Lisa, qui attend Herrmann, veut croire à son innocence (grand air de Lisa).
Quand il arrive enfin, il répète machinalement les mots d’amour que Lisa lui dit. Il est obsédé par l’idée d’aller à la salle de jeu. Finalement, tout à son obsession, il repousse Lisa qu’il ne reconnaît même plus. Désespérée, celle-ci va se jeter dans la Neva.
Le prince Eletski arrive au cercle de jeu. Il déclare aux joueurs qui s’étonnent de sa présence qu’il a perdu sa fiancée et qu’il vient pour se venger.
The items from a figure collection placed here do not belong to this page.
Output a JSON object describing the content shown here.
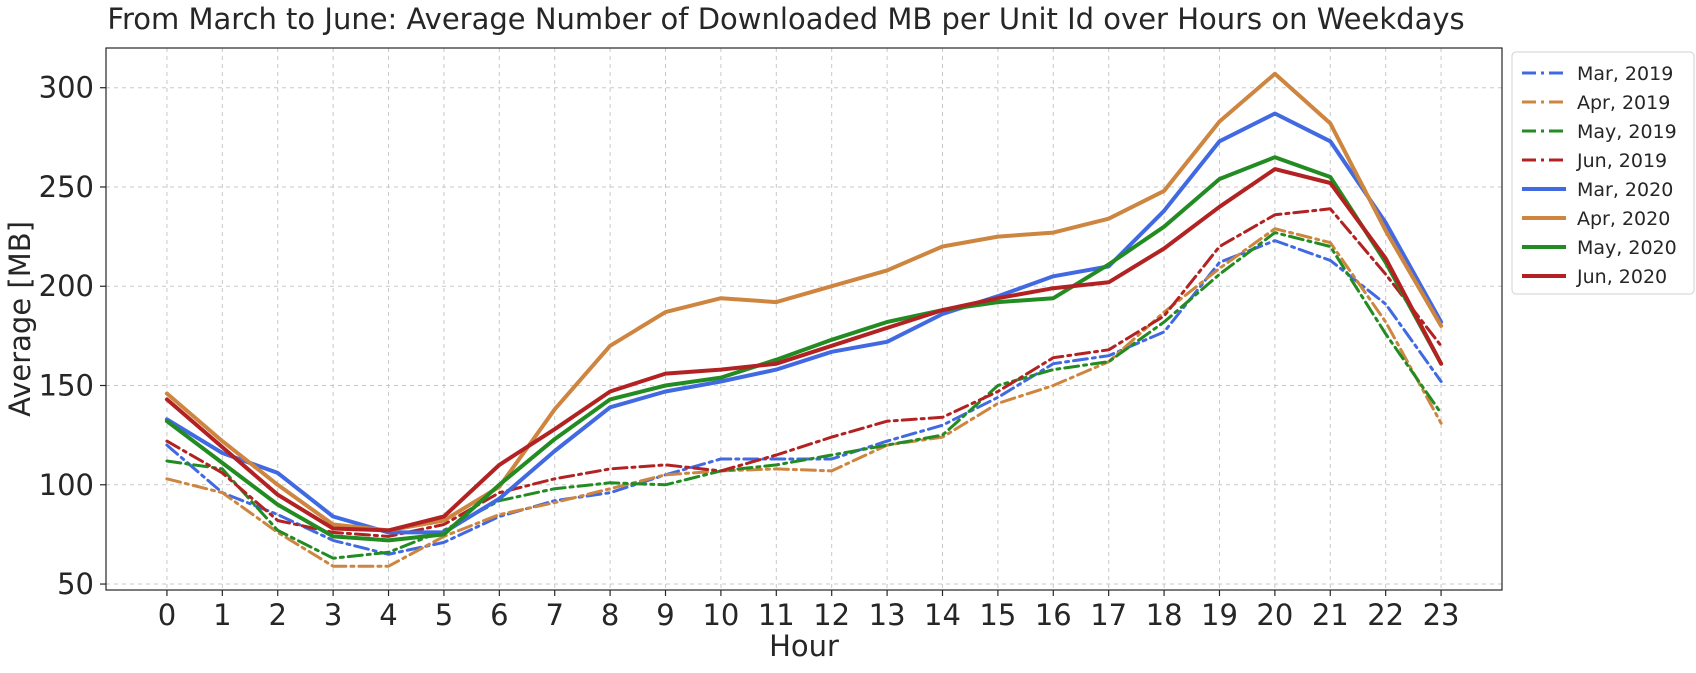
{
  "chart_data": {
    "type": "line",
    "title": "From March to June: Average Number of Downloaded MB per Unit Id over Hours on Weekdays",
    "xlabel": "Hour",
    "ylabel": "Average [MB]",
    "x": [
      0,
      1,
      2,
      3,
      4,
      5,
      6,
      7,
      8,
      9,
      10,
      11,
      12,
      13,
      14,
      15,
      16,
      17,
      18,
      19,
      20,
      21,
      22,
      23
    ],
    "xlim": [
      -1.1,
      24.1
    ],
    "ylim": [
      47,
      320
    ],
    "yticks": [
      50,
      100,
      150,
      200,
      250,
      300
    ],
    "grid": true,
    "legend_position": "upper-right-outside",
    "series": [
      {
        "name": "Mar, 2019",
        "color": "#4169e1",
        "style": "dashdot",
        "values": [
          120,
          96,
          85,
          72,
          65,
          71,
          84,
          92,
          96,
          105,
          113,
          113,
          113,
          122,
          130,
          144,
          161,
          165,
          177,
          212,
          223,
          213,
          191,
          152
        ]
      },
      {
        "name": "Apr, 2019",
        "color": "#cd853f",
        "style": "dashdot",
        "values": [
          103,
          96,
          76,
          59,
          59,
          74,
          85,
          91,
          98,
          105,
          107,
          108,
          107,
          120,
          124,
          141,
          150,
          162,
          187,
          209,
          229,
          222,
          182,
          131
        ]
      },
      {
        "name": "May, 2019",
        "color": "#228b22",
        "style": "dashdot",
        "values": [
          112,
          108,
          77,
          63,
          66,
          77,
          92,
          98,
          101,
          100,
          107,
          110,
          115,
          120,
          125,
          150,
          158,
          162,
          182,
          206,
          227,
          220,
          176,
          136
        ]
      },
      {
        "name": "Jun, 2019",
        "color": "#b22222",
        "style": "dashdot",
        "values": [
          122,
          106,
          82,
          76,
          74,
          80,
          96,
          103,
          108,
          110,
          107,
          115,
          124,
          132,
          134,
          147,
          164,
          168,
          185,
          220,
          236,
          239,
          206,
          170
        ]
      },
      {
        "name": "Mar, 2020",
        "color": "#4169e1",
        "style": "solid",
        "values": [
          133,
          116,
          106,
          84,
          76,
          76,
          93,
          117,
          139,
          147,
          152,
          158,
          167,
          172,
          186,
          195,
          205,
          210,
          238,
          273,
          287,
          273,
          232,
          182
        ]
      },
      {
        "name": "Apr, 2020",
        "color": "#cd853f",
        "style": "solid",
        "values": [
          146,
          122,
          100,
          80,
          77,
          82,
          99,
          138,
          170,
          187,
          194,
          192,
          200,
          208,
          220,
          225,
          227,
          234,
          248,
          283,
          307,
          282,
          228,
          180
        ]
      },
      {
        "name": "May, 2020",
        "color": "#228b22",
        "style": "solid",
        "values": [
          132,
          111,
          90,
          74,
          72,
          75,
          100,
          123,
          143,
          150,
          154,
          163,
          173,
          182,
          188,
          192,
          194,
          211,
          230,
          254,
          265,
          255,
          212,
          161
        ]
      },
      {
        "name": "Jun, 2020",
        "color": "#b22222",
        "style": "solid",
        "values": [
          143,
          119,
          95,
          78,
          77,
          84,
          110,
          128,
          147,
          156,
          158,
          161,
          170,
          179,
          188,
          194,
          199,
          202,
          219,
          240,
          259,
          252,
          214,
          161
        ]
      }
    ]
  }
}
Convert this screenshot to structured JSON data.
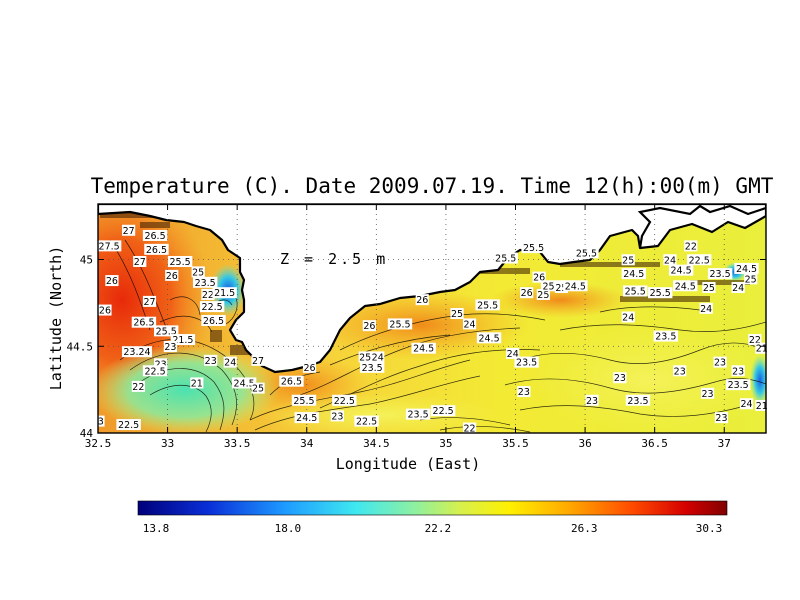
{
  "chart_data": {
    "type": "heatmap",
    "title": "Temperature (C). Date 2009.07.19. Time 12(h):00(m) GMT",
    "xlabel": "Longitude (East)",
    "ylabel": "Latitude (North)",
    "depth_label": "Z = 2.5 m",
    "xlim": [
      32.5,
      37.3
    ],
    "ylim": [
      44.0,
      45.32
    ],
    "x_ticks": [
      "32.5",
      "33",
      "33.5",
      "34",
      "34.5",
      "35",
      "35.5",
      "36",
      "36.5",
      "37"
    ],
    "x_tick_values": [
      32.5,
      33,
      33.5,
      34,
      34.5,
      35,
      35.5,
      36,
      36.5,
      37
    ],
    "y_ticks": [
      "44",
      "44.5",
      "45"
    ],
    "y_tick_values": [
      44.0,
      44.5,
      45.0
    ],
    "grid": true,
    "colorbar": {
      "min": 13.8,
      "max": 30.3,
      "ticks": [
        "13.8",
        "18.0",
        "22.2",
        "26.3",
        "30.3"
      ],
      "tick_values": [
        13.8,
        18.0,
        22.2,
        26.3,
        30.3
      ]
    },
    "contour_labels": [
      {
        "text": "27",
        "lon": 32.72,
        "lat": 45.16
      },
      {
        "text": "26.5",
        "lon": 32.91,
        "lat": 45.13
      },
      {
        "text": "27.5",
        "lon": 32.58,
        "lat": 45.07
      },
      {
        "text": "26.5",
        "lon": 32.92,
        "lat": 45.05
      },
      {
        "text": "27",
        "lon": 32.8,
        "lat": 44.98
      },
      {
        "text": "26",
        "lon": 32.6,
        "lat": 44.87
      },
      {
        "text": "27",
        "lon": 32.87,
        "lat": 44.75
      },
      {
        "text": "26",
        "lon": 32.55,
        "lat": 44.7
      },
      {
        "text": "26.5",
        "lon": 32.83,
        "lat": 44.63
      },
      {
        "text": "25.5",
        "lon": 32.99,
        "lat": 44.58
      },
      {
        "text": "25.5",
        "lon": 33.09,
        "lat": 44.98
      },
      {
        "text": "26",
        "lon": 33.03,
        "lat": 44.9
      },
      {
        "text": "25",
        "lon": 33.22,
        "lat": 44.92
      },
      {
        "text": "23.5",
        "lon": 33.27,
        "lat": 44.86
      },
      {
        "text": "22",
        "lon": 33.29,
        "lat": 44.79
      },
      {
        "text": "21.5",
        "lon": 33.41,
        "lat": 44.8
      },
      {
        "text": "22.5",
        "lon": 33.32,
        "lat": 44.72
      },
      {
        "text": "26.5",
        "lon": 33.33,
        "lat": 44.64
      },
      {
        "text": "21.5",
        "lon": 33.11,
        "lat": 44.53
      },
      {
        "text": "23",
        "lon": 33.02,
        "lat": 44.49
      },
      {
        "text": "23.24",
        "lon": 32.78,
        "lat": 44.46
      },
      {
        "text": "23",
        "lon": 32.95,
        "lat": 44.39
      },
      {
        "text": "22.5",
        "lon": 32.91,
        "lat": 44.35
      },
      {
        "text": "23",
        "lon": 33.31,
        "lat": 44.41
      },
      {
        "text": "24",
        "lon": 33.45,
        "lat": 44.4
      },
      {
        "text": "27",
        "lon": 33.65,
        "lat": 44.41
      },
      {
        "text": "21",
        "lon": 33.21,
        "lat": 44.28
      },
      {
        "text": "22",
        "lon": 32.79,
        "lat": 44.26
      },
      {
        "text": "24.5",
        "lon": 33.55,
        "lat": 44.28
      },
      {
        "text": "25",
        "lon": 33.65,
        "lat": 44.25
      },
      {
        "text": "26.5",
        "lon": 33.89,
        "lat": 44.29
      },
      {
        "text": "26",
        "lon": 34.02,
        "lat": 44.37
      },
      {
        "text": "25.5",
        "lon": 33.98,
        "lat": 44.18
      },
      {
        "text": "24.5",
        "lon": 34.0,
        "lat": 44.08
      },
      {
        "text": "22.5",
        "lon": 34.27,
        "lat": 44.18
      },
      {
        "text": "23",
        "lon": 34.22,
        "lat": 44.09
      },
      {
        "text": "22.5",
        "lon": 34.43,
        "lat": 44.06
      },
      {
        "text": "23.5",
        "lon": 34.8,
        "lat": 44.1
      },
      {
        "text": "22.5",
        "lon": 34.98,
        "lat": 44.12
      },
      {
        "text": "22",
        "lon": 35.17,
        "lat": 44.02
      },
      {
        "text": "22.5",
        "lon": 32.72,
        "lat": 44.04
      },
      {
        "text": "3",
        "lon": 32.52,
        "lat": 44.06
      },
      {
        "text": "25",
        "lon": 34.42,
        "lat": 44.43
      },
      {
        "text": "24",
        "lon": 34.51,
        "lat": 44.43
      },
      {
        "text": "23.5",
        "lon": 34.47,
        "lat": 44.37
      },
      {
        "text": "24.5",
        "lon": 34.84,
        "lat": 44.48
      },
      {
        "text": "26",
        "lon": 34.45,
        "lat": 44.61
      },
      {
        "text": "25.5",
        "lon": 34.67,
        "lat": 44.62
      },
      {
        "text": "26",
        "lon": 34.83,
        "lat": 44.76
      },
      {
        "text": "25",
        "lon": 35.08,
        "lat": 44.68
      },
      {
        "text": "24",
        "lon": 35.17,
        "lat": 44.62
      },
      {
        "text": "25.5",
        "lon": 35.3,
        "lat": 44.73
      },
      {
        "text": "24.5",
        "lon": 35.31,
        "lat": 44.54
      },
      {
        "text": "24",
        "lon": 35.48,
        "lat": 44.45
      },
      {
        "text": "23.5",
        "lon": 35.58,
        "lat": 44.4
      },
      {
        "text": "23",
        "lon": 35.56,
        "lat": 44.23
      },
      {
        "text": "25.5",
        "lon": 35.43,
        "lat": 45.0
      },
      {
        "text": "25.5",
        "lon": 35.63,
        "lat": 45.06
      },
      {
        "text": "26",
        "lon": 35.67,
        "lat": 44.89
      },
      {
        "text": "26",
        "lon": 35.58,
        "lat": 44.8
      },
      {
        "text": "25",
        "lon": 35.7,
        "lat": 44.79
      },
      {
        "text": "25.5",
        "lon": 35.77,
        "lat": 44.84
      },
      {
        "text": "25",
        "lon": 35.83,
        "lat": 44.83
      },
      {
        "text": "24.5",
        "lon": 35.93,
        "lat": 44.84
      },
      {
        "text": "25.5",
        "lon": 36.01,
        "lat": 45.03
      },
      {
        "text": "25",
        "lon": 36.31,
        "lat": 44.99
      },
      {
        "text": "24.5",
        "lon": 36.35,
        "lat": 44.91
      },
      {
        "text": "24",
        "lon": 36.31,
        "lat": 44.66
      },
      {
        "text": "25.5",
        "lon": 36.36,
        "lat": 44.81
      },
      {
        "text": "25.5",
        "lon": 36.54,
        "lat": 44.8
      },
      {
        "text": "24",
        "lon": 36.61,
        "lat": 44.99
      },
      {
        "text": "22",
        "lon": 36.76,
        "lat": 45.07
      },
      {
        "text": "22.5",
        "lon": 36.82,
        "lat": 44.99
      },
      {
        "text": "24.5",
        "lon": 36.69,
        "lat": 44.93
      },
      {
        "text": "24.5",
        "lon": 36.72,
        "lat": 44.84
      },
      {
        "text": "25",
        "lon": 36.89,
        "lat": 44.83
      },
      {
        "text": "23.5",
        "lon": 36.97,
        "lat": 44.91
      },
      {
        "text": "24",
        "lon": 37.1,
        "lat": 44.83
      },
      {
        "text": "24.5",
        "lon": 37.16,
        "lat": 44.94
      },
      {
        "text": "25",
        "lon": 37.19,
        "lat": 44.88
      },
      {
        "text": "24",
        "lon": 36.87,
        "lat": 44.71
      },
      {
        "text": "23.5",
        "lon": 36.58,
        "lat": 44.55
      },
      {
        "text": "22",
        "lon": 37.22,
        "lat": 44.53
      },
      {
        "text": "21",
        "lon": 37.27,
        "lat": 44.48
      },
      {
        "text": "23",
        "lon": 36.97,
        "lat": 44.4
      },
      {
        "text": "23",
        "lon": 36.68,
        "lat": 44.35
      },
      {
        "text": "23",
        "lon": 37.1,
        "lat": 44.35
      },
      {
        "text": "23",
        "lon": 36.25,
        "lat": 44.31
      },
      {
        "text": "23.5",
        "lon": 36.38,
        "lat": 44.18
      },
      {
        "text": "23",
        "lon": 36.05,
        "lat": 44.18
      },
      {
        "text": "23.5",
        "lon": 37.1,
        "lat": 44.27
      },
      {
        "text": "24",
        "lon": 37.16,
        "lat": 44.16
      },
      {
        "text": "21",
        "lon": 37.27,
        "lat": 44.15
      },
      {
        "text": "23",
        "lon": 36.98,
        "lat": 44.08
      },
      {
        "text": "23",
        "lon": 36.88,
        "lat": 44.22
      }
    ]
  }
}
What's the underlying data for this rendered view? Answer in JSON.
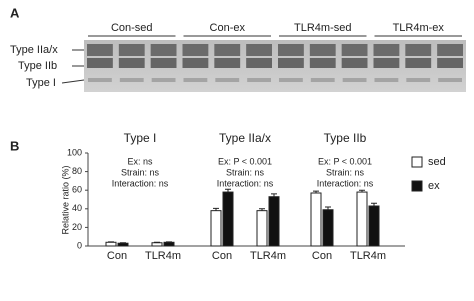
{
  "gel": {
    "panel_label": "A",
    "groups": [
      "Con-sed",
      "Con-ex",
      "TLR4m-sed",
      "TLR4m-ex"
    ],
    "bands": [
      "Type IIa/x",
      "Type IIb",
      "Type I"
    ]
  },
  "chart_data": {
    "type": "bar",
    "panel_label": "B",
    "ylabel": "Relative ratio (%)",
    "ylim": [
      0,
      100
    ],
    "yticks": [
      0,
      20,
      40,
      60,
      80,
      100
    ],
    "categories": [
      "Con",
      "TLR4m",
      "Con",
      "TLR4m",
      "Con",
      "TLR4m"
    ],
    "groups": [
      {
        "title": "Type I",
        "annotations": [
          "Ex: ns",
          "Strain: ns",
          "Interaction: ns"
        ]
      },
      {
        "title": "Type IIa/x",
        "annotations": [
          "Ex: P < 0.001",
          "Strain: ns",
          "Interaction: ns"
        ]
      },
      {
        "title": "Type IIb",
        "annotations": [
          "Ex: P < 0.001",
          "Strain: ns",
          "Interaction: ns"
        ]
      }
    ],
    "series": [
      {
        "name": "sed",
        "color": "#ffffff",
        "values": [
          4,
          3.5,
          38,
          38,
          57,
          58
        ],
        "errors": [
          0.5,
          0.5,
          2.5,
          2,
          2,
          2
        ]
      },
      {
        "name": "ex",
        "color": "#111111",
        "values": [
          3,
          4,
          58,
          53,
          39,
          43
        ],
        "errors": [
          0.5,
          0.5,
          3,
          3,
          3,
          3
        ]
      }
    ]
  }
}
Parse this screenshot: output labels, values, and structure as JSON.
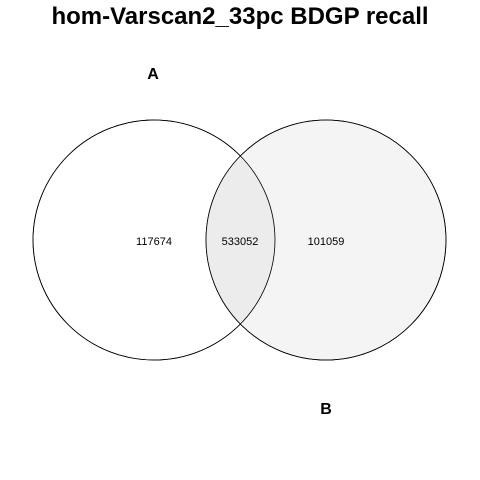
{
  "title": "hom-Varscan2_33pc BDGP recall",
  "sets": [
    {
      "label": "A",
      "only_count": "117674",
      "fill": "#ffffff"
    },
    {
      "label": "B",
      "only_count": "101059",
      "fill": "#f4f4f4"
    }
  ],
  "intersection": {
    "count": "533052",
    "fill": "#ececec"
  },
  "stroke_color": "#000000"
}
Après une chanson légère de Tomski et un chœur des joueurs, le jeu peut commencer. Herrmann arrive et mise sur les cartes révélées par la comtesse et gagne sur les deux premières. Il remet tous ses gains en jeu sur la troisième carte, et le prince Eletski relève le défi. Herrmann joue donc l’as, mais c’est la Dame de Pique qui sort. Regardant cette carte funeste, il croit voir le visage ricanant de la comtesse. Il se suicide et, en mourant, demande pardon au prince. Il croit voir Lisa, implore son amour, et meurt.